But before we met the cook, we met Richard, who was dancing up and down Thavies Inn to warm his feet. He was agreeably surprised to see us stirring so soon, and said he would gladly share our walk. So he took care of Ada, and Miss Jellyby and I went first. I may mention that Miss Jellyby had relapsed into her sulky manner, and that I really should not have thought she liked me much, unless she had told me so.
'Where would you wish to go?' she asked.
'Anywhere, my dear!' I replied.
'Anywhere's nowhere,' said Miss Jellyby, stopping perversely.
'Let us go somewhere at any rate,' said I.
She then walked me on very fast.
'I don't care!' she said. 'Now, you are my witness, Miss Summerson, I say I don't care – but if he was to come to our house, with his great shining lumpy forehead, night after night, till he was as old as Methuselah, I wouldn't have anything to say to him. Such ASSES as he and Ma make of themselves!'
'My dear!' I remonstrated, in allusion to the epithet, and the vigorous emphasis Miss Jellyby set upon it. 'Your duty as a child—'
'O! don't talk of duty as a child, Miss Summerson; where's Ma's duty as a parent? All made over to the public and Africa, I suppose! Then let the public and Africa show duty as a child; it's much more their affair than mine. You are shocked, I dare say! Very well, so am I shocked too; so we are both shocked, and there's an end of it!'
She walked me on faster yet.
'But for all that, I say again, he may come, and come, and come, and I won't have anything to say to him. I can't bear him. If there's any stuff in the world that I hate and detest, it's the stuff he and Ma talk. I wonder the very paving-stones opposite our house can have the patience to stay there, and be a witness of such inconsistencies and contradictions as all that sounding nonsense, and Ma's management!'
I could not but understand her to refer to Mr. Quale, the young gentleman who had appeared after dinner yesterday. I was saved the disagreeable necessity of pursuing the subject, by Richard and Ada coming up at a round pace, laughing, and asking us if we meant to run a race? Thus interrupted, Miss Jellyby became silent, and walked moodily on at my side; while I admired the long successions and varieties of streets, the quantity of people already going to and fro, the number of vehicles passing and repassing, the busy preparations in the setting forth of shop windows and the sweeping out of shops, and the extraordinary creatures in rags, secretly groping among the swept-out rubbish for pins and other refuse.

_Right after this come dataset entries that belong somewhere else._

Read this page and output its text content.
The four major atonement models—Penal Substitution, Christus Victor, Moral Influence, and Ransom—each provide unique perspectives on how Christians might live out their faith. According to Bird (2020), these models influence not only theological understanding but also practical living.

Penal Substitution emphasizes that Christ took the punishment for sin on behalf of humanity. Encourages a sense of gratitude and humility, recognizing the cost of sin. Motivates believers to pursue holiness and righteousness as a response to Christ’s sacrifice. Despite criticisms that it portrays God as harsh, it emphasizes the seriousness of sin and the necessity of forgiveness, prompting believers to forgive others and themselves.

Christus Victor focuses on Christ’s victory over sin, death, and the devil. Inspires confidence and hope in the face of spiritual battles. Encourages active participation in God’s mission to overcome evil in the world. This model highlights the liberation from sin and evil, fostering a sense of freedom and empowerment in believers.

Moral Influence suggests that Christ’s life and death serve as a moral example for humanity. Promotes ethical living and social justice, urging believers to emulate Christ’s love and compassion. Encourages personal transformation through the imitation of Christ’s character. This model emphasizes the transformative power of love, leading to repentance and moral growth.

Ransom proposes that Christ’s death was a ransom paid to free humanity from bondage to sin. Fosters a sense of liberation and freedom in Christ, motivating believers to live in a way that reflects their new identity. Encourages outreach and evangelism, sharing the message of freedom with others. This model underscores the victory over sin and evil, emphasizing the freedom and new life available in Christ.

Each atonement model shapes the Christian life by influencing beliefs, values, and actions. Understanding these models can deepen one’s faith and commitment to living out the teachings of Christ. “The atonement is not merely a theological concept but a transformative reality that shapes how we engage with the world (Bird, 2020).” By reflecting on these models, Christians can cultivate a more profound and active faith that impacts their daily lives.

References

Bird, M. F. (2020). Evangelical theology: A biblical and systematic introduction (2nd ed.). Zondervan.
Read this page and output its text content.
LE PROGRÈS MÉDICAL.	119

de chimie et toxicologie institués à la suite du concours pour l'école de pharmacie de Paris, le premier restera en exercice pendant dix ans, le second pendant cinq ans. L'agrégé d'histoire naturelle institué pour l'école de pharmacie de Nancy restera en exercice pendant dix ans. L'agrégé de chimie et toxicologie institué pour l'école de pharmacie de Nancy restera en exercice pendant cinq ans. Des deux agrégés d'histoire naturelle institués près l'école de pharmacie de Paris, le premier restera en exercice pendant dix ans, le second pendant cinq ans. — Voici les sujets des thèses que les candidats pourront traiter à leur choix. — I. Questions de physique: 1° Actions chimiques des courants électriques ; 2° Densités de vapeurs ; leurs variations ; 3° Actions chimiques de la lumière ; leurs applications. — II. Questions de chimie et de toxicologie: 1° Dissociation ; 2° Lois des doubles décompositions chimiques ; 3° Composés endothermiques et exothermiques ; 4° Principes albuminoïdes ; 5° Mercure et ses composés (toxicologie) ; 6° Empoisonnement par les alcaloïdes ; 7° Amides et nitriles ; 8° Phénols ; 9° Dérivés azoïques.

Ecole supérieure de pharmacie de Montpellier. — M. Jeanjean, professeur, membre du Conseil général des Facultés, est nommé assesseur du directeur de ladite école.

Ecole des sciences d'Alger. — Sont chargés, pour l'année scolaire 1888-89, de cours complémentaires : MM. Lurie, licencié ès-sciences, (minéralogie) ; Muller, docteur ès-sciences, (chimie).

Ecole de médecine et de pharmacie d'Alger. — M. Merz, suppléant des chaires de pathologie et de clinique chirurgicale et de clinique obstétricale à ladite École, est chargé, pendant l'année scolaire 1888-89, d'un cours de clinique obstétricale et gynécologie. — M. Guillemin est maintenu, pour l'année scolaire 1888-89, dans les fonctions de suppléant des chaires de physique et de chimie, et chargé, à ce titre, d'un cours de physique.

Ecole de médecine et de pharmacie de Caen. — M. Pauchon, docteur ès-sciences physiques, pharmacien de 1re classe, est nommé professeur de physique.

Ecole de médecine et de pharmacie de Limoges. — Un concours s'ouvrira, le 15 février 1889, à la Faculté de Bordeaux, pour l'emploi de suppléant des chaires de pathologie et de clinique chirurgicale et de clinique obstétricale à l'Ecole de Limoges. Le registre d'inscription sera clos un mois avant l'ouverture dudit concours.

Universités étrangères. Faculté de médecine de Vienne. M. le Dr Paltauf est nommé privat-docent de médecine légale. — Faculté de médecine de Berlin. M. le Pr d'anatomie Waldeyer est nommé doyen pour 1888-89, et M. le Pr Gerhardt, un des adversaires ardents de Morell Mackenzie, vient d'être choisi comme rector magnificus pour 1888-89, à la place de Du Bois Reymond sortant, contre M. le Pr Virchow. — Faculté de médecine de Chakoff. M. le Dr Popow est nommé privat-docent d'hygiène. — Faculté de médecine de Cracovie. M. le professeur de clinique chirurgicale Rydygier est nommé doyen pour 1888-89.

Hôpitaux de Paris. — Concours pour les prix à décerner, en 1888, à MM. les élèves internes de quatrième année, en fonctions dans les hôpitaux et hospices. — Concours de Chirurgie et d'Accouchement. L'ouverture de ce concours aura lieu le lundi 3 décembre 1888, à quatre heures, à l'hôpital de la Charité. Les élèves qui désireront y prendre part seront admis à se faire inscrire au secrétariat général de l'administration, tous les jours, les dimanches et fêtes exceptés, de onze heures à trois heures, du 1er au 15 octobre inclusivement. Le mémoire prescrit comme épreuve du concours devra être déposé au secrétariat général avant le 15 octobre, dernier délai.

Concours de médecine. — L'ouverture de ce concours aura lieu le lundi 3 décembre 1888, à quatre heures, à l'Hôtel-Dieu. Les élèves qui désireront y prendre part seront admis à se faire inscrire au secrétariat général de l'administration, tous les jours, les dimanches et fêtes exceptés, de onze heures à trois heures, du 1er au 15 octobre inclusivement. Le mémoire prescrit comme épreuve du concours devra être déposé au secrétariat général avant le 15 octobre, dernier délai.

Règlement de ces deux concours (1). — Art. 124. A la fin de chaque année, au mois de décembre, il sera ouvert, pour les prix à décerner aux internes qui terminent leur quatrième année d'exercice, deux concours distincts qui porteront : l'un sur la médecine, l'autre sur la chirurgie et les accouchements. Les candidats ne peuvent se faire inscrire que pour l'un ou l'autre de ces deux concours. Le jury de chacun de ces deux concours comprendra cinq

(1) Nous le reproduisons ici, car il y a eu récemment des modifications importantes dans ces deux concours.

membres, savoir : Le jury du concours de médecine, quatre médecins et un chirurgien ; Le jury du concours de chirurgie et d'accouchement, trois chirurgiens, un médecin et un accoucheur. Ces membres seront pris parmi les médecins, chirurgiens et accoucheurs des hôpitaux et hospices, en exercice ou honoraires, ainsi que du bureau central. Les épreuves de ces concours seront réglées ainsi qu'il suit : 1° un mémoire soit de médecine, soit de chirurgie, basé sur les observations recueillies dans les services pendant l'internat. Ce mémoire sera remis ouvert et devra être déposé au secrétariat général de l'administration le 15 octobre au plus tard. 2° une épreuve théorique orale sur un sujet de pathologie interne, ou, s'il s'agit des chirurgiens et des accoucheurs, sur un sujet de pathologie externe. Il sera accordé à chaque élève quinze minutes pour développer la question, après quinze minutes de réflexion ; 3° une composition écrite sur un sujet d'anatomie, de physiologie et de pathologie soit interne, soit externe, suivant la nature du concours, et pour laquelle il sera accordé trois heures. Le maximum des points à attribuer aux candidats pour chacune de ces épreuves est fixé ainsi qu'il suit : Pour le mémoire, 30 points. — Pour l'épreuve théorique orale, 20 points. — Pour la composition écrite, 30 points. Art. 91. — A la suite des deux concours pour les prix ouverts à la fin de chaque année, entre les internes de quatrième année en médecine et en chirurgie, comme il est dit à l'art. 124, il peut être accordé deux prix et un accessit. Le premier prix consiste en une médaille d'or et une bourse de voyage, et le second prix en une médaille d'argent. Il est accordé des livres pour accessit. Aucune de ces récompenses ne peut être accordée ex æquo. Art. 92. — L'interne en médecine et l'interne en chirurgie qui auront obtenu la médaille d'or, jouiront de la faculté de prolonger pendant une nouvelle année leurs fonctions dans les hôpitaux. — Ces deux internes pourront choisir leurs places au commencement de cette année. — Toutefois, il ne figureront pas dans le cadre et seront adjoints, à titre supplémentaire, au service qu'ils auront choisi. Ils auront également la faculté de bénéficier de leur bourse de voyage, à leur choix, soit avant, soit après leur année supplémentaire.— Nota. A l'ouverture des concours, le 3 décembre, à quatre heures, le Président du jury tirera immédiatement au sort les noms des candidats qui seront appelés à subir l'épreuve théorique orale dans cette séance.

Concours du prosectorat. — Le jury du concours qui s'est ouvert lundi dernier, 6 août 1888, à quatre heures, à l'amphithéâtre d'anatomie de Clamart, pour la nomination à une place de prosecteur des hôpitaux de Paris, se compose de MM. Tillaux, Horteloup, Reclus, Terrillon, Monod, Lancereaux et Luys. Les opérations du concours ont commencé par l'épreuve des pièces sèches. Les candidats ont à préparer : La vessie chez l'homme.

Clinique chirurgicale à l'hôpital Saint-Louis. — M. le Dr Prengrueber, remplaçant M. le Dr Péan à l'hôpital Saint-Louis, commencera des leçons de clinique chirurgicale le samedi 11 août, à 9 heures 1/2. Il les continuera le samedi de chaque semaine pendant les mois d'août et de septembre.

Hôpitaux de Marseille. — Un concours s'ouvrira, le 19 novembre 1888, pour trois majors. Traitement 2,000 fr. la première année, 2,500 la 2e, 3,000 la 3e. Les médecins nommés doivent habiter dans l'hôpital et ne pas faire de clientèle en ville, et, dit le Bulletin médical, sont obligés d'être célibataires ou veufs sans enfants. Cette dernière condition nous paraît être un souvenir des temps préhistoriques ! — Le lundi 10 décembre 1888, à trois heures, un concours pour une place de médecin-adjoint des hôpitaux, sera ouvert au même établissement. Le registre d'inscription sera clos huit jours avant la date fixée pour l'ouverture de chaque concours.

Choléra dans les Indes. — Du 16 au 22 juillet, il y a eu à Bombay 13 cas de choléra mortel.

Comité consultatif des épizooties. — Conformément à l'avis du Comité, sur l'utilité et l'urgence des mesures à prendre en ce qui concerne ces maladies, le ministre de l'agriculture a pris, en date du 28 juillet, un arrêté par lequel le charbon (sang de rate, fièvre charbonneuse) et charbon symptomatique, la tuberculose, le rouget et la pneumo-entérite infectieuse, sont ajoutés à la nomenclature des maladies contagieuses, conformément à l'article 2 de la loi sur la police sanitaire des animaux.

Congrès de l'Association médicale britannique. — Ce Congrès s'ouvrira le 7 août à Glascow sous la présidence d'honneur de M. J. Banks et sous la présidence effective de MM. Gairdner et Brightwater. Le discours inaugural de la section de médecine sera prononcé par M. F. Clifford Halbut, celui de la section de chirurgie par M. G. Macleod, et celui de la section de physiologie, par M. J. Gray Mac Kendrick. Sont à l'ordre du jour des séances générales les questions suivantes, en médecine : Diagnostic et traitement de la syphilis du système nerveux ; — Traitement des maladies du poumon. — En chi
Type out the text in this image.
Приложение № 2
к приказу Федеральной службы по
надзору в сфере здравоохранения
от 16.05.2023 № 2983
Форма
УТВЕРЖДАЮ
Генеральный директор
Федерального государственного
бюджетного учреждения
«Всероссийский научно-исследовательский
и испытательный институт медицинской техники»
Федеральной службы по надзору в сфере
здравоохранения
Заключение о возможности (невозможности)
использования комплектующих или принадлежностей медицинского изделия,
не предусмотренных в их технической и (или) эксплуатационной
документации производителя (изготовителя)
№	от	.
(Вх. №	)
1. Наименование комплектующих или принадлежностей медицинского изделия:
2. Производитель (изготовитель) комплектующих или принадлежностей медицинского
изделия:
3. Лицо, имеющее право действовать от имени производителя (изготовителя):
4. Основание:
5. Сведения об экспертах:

'So, cousin,' said the cheerful voice of Richard to Ada, behind me. 'We are never to get out of Chancery! We have come by another way to our place of meeting yesterday, and– by the Great Seal, here's the old lady again!'
Truly, there she was, immediately in front of us, curtseying, and smiling, and saying, with her yesterday's air of patronage:
'The wards in Jarndyce! Very happy, I am sure!'
'You are out early, ma'am,' said I, as she curtseyed to me.
'Ye-es! I usually walk here early. Before the Court sits. It's retired. I collect my thoughts here for the business of the day,' said the old lady, mincingly. 'The business of the day requires a great deal of thought. Chancery justice is so very difficult to follow.'
'Who's this, Miss Summerson?' whispered Miss Jellyby, drawing my arm tighter through her own.
The little old lady's hearing was remarkably quick. She answered for herself directly.
'A suitor, my child. At your service. I have the honour to attend court regularly. With my documents. Have I the pleasure of addressing another of the youthful parties in Jarndyce?' said the old lady, recovering herself, with her head on one side, from a very low curtsey.